Thursday, August 31, 2006
As the Bush administration defends its failure to regulate greenhouse gases under the Clean Air Act, California has turned up the heat with its Global Warming Solutions Act, expected to be passed today.
Opening briefs are due before the U.S. Supreme Court today in a case challenging the Bush administration's reluctance to issue regulations to control global warming.
California and 11 other states have joined with environmental groups in a legal attack they hope will compel the U.S. Environmental Protection Agency to take action to curb the release of heat-trapping carbon dioxide and other greenhouse gases entering the atmosphere.
The EPA maintains it has no authority under the Clean Air Act to do so, and even if it had the ability, regulations are inappropriate. It favors, instead, national and international "voluntary partnerships" over mandatory rules covering domestic industries.
Critics maintain the White House must be forced to act without delay to reverse or at least slow down the warming trend.
"It's really not that complicated," Tom Dressler, spokesman for the California attorney general, said Wednesday. "We want the federal government to take its head out of the sand, start performing its statutory duty, and start protecting California and the rest of this nation from the potentially devastating effects of global warming."
The Supreme Court case also has important ramifications for state actions on climate change. That's because federal law lets states adopt rules that may exceed EPA standards, but not wander into territory deemed off-limits.
Vehicle tailpipe emission standards are the main point of contention. California has issued its own rules that would force car makers to improve vehicle mileage, and 10 other states have followed suit.
Those rules have been held up by litigation from automakers, and the outcome of that challenge hinges largely on what happens in the Supreme Court case.
The case also is expected to define EPA authority to regulate power plant and other industrial emissions.
David Bookbinder, an attorney for the Sierra Club helping coordinate the legal arguments, said the case is "unequivocally" the most important environmental matter facing the Supreme Court.
"The United States is the largest source of greenhouse gases in the world," he said. "If we want to have any hope of avoiding the more dramatic consequences of global warming, we have got to start acting now."
EPA critics want the case to be decided in line with the standard meaning of terms used in the Clean Air Act, which broadly defines air pollutants subject to federal regulation to include seemingly any substance "which is emitted into or otherwise enters the ambient air," so long as it can be "reasonably anticipated to endanger public health or welfare."
Effects on weather or climate are clearly covered, Bookbinder argued.
If that argument prevails, the Supreme Court could send the matter back to the EPA with orders to take up global warming in a way that either would lead to a set of rules mandating emission cuts or a legally persuasive rationale against doing that.

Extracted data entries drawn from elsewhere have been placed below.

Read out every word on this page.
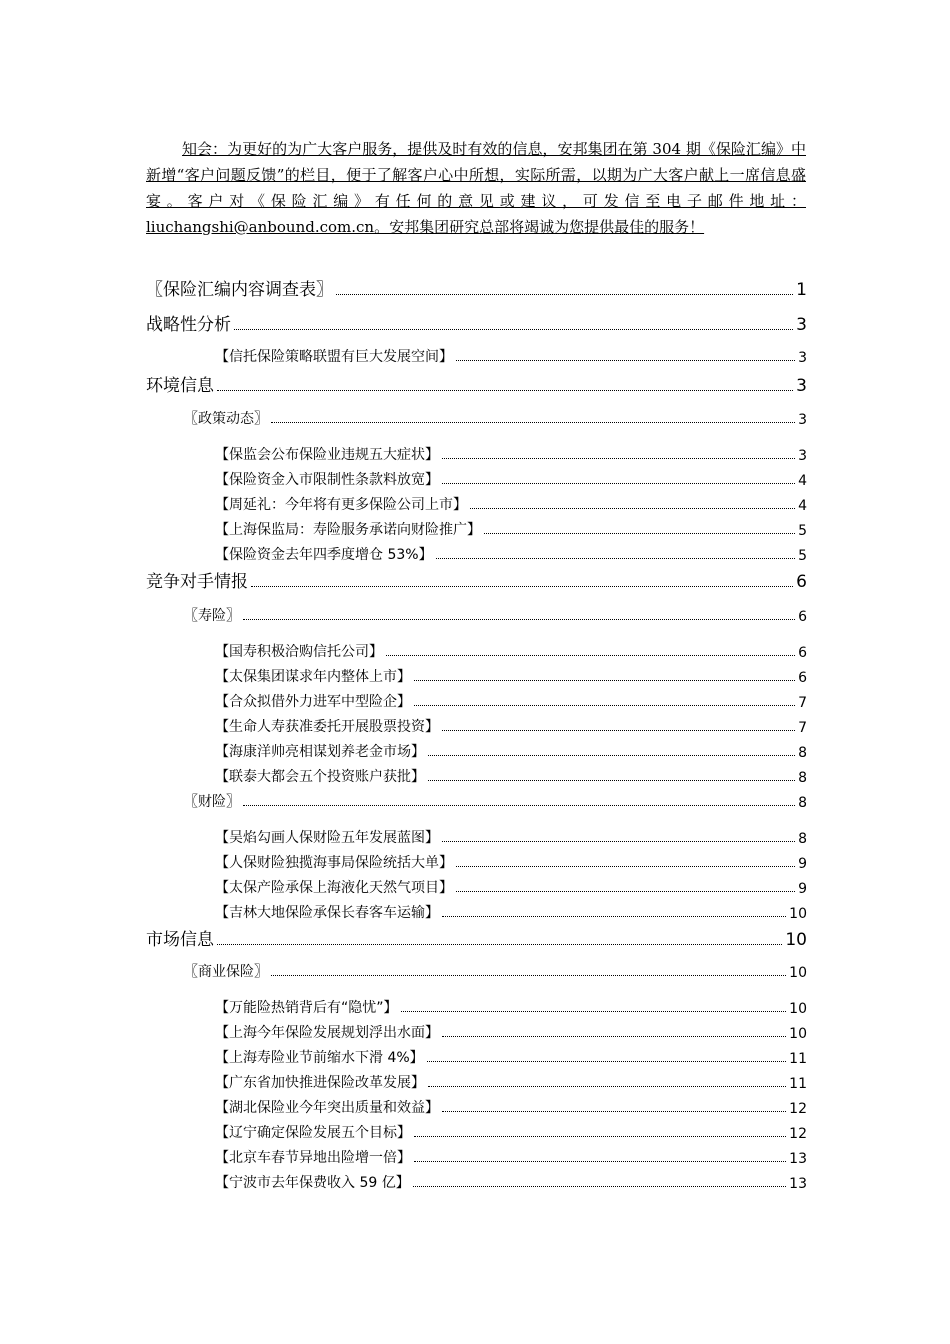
知会：为更好的为广大客户服务，提供及时有效的信息，安邦集团在第 304 期《保险汇编》中新增“客户问题反馈”的栏目，便于了解客户心中所想，实际所需，以期为广大客户献上一席信息盛宴。客户对《保险汇编》有任何的意见或建议，可发信至电子邮件地址：liuchangshi@anbound.com.cn。安邦集团研究总部将竭诚为您提供最佳的服务！
〖保险汇编内容调查表〗	1
战略性分析	3
【信托保险策略联盟有巨大发展空间】	3
环境信息	3
〖政策动态〗	3
【保监会公布保险业违规五大症状】	3
【保险资金入市限制性条款料放宽】	4
【周延礼：今年将有更多保险公司上市】	4
【上海保监局：寿险服务承诺向财险推广】	5
【保险资金去年四季度增仓 53%】	5
竞争对手情报	6
〖寿险〗	6
【国寿积极洽购信托公司】	6
【太保集团谋求年内整体上市】	6
【合众拟借外力进军中型险企】	7
【生命人寿获准委托开展股票投资】	7
【海康洋帅亮相谋划养老金市场】	8
【联泰大都会五个投资账户获批】	8
〖财险〗	8
【吴焰勾画人保财险五年发展蓝图】	8
【人保财险独揽海事局保险统括大单】	9
【太保产险承保上海液化天然气项目】	9
【吉林大地保险承保长春客车运输】	10
市场信息	10
〖商业保险〗	10
【万能险热销背后有“隐忧”】	10
【上海今年保险发展规划浮出水面】	10
【上海寿险业节前缩水下滑 4%】	11
【广东省加快推进保险改革发展】	11
【湖北保险业今年突出质量和效益】	12
【辽宁确定保险发展五个目标】	12
【北京车春节异地出险增一倍】	13
【宁波市去年保费收入 59 亿】	13
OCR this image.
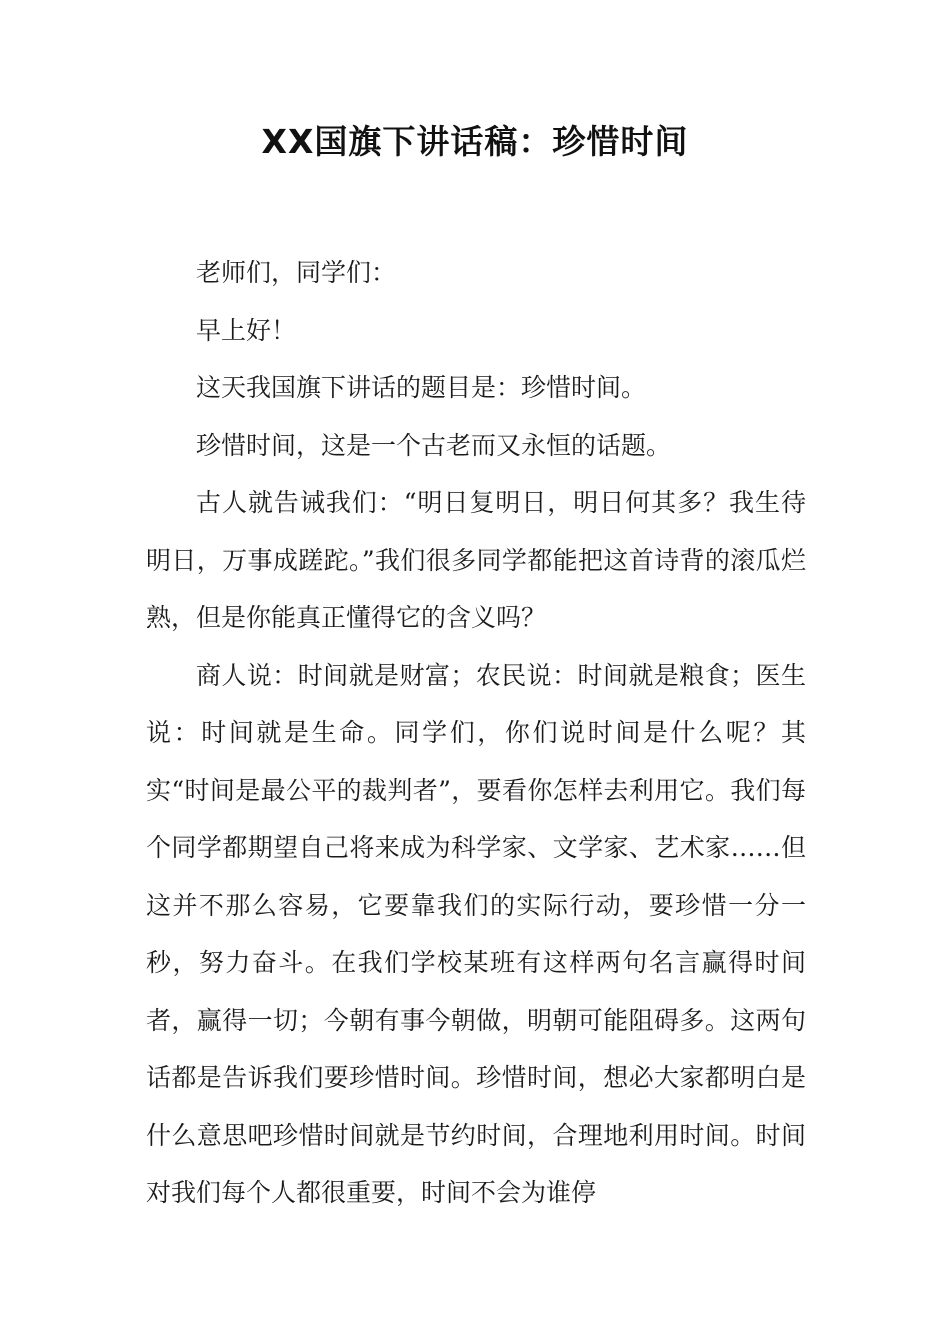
XX国旗下讲话稿：珍惜时间

老师们，同学们：

早上好！

这天我国旗下讲话的题目是：珍惜时间。

珍惜时间，这是一个古老而又永恒的话题。

古人就告诫我们：“明日复明日，明日何其多？我生待明日，万事成蹉跎。”我们很多同学都能把这首诗背的滚瓜烂熟，但是你能真正懂得它的含义吗？

商人说：时间就是财富；农民说：时间就是粮食；医生说：时间就是生命。同学们，你们说时间是什么呢？其实“时间是最公平的裁判者”，要看你怎样去利用它。我们每个同学都期望自己将来成为科学家、文学家、艺术家……但这并不那么容易，它要靠我们的实际行动，要珍惜一分一秒，努力奋斗。在我们学校某班有这样两句名言赢得时间者，赢得一切；今朝有事今朝做，明朝可能阻碍多。这两句话都是告诉我们要珍惜时间。珍惜时间，想必大家都明白是什么意思吧珍惜时间就是节约时间，合理地利用时间。时间对我们每个人都很重要，时间不会为谁停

Bookbinder said if it gets to that point, given the scientific evidence, "I could argue the case with hand puppets and win."
After the petitioners file today, the EPA and its supporters will have about a month to submit their own legal briefs in the case. Oral arguments are expected in December and a decision by June 2007.
EPA press secretary Jennifer Wood said Wednesday the agency is confident it's on solid ground, both legally and from the standpoint of what's best for the environment and the economy.
She said the president's policy "achieves near-term reductions" in greenhouse gases -- equivalent to cutting the annual emissions of 40 million vehicles since 2004 -- "while investing in long-term solutions."
A three-judge appellate court in Washington effectively sided with the EPA last year, although the judges split in their analysis of the case and couldn't agree on a majority opinion.
Representatives of the energy industry maintain the Clean Air Act, which is the principal federal law under which the EPA takes action against air pollution, wasn't intended to address global warming.
Ralph Colleli, a lawyer for the American Petroleum Institute in Washington, said Wednesday the text of the law should be considered along with legislative history suggesting the law "doesn't authorize EPA to impose mandatory regulations for controlling greenhouse gas emissions for climate change purposes."
The case is Massachusetts vs. EPA, 05-1120.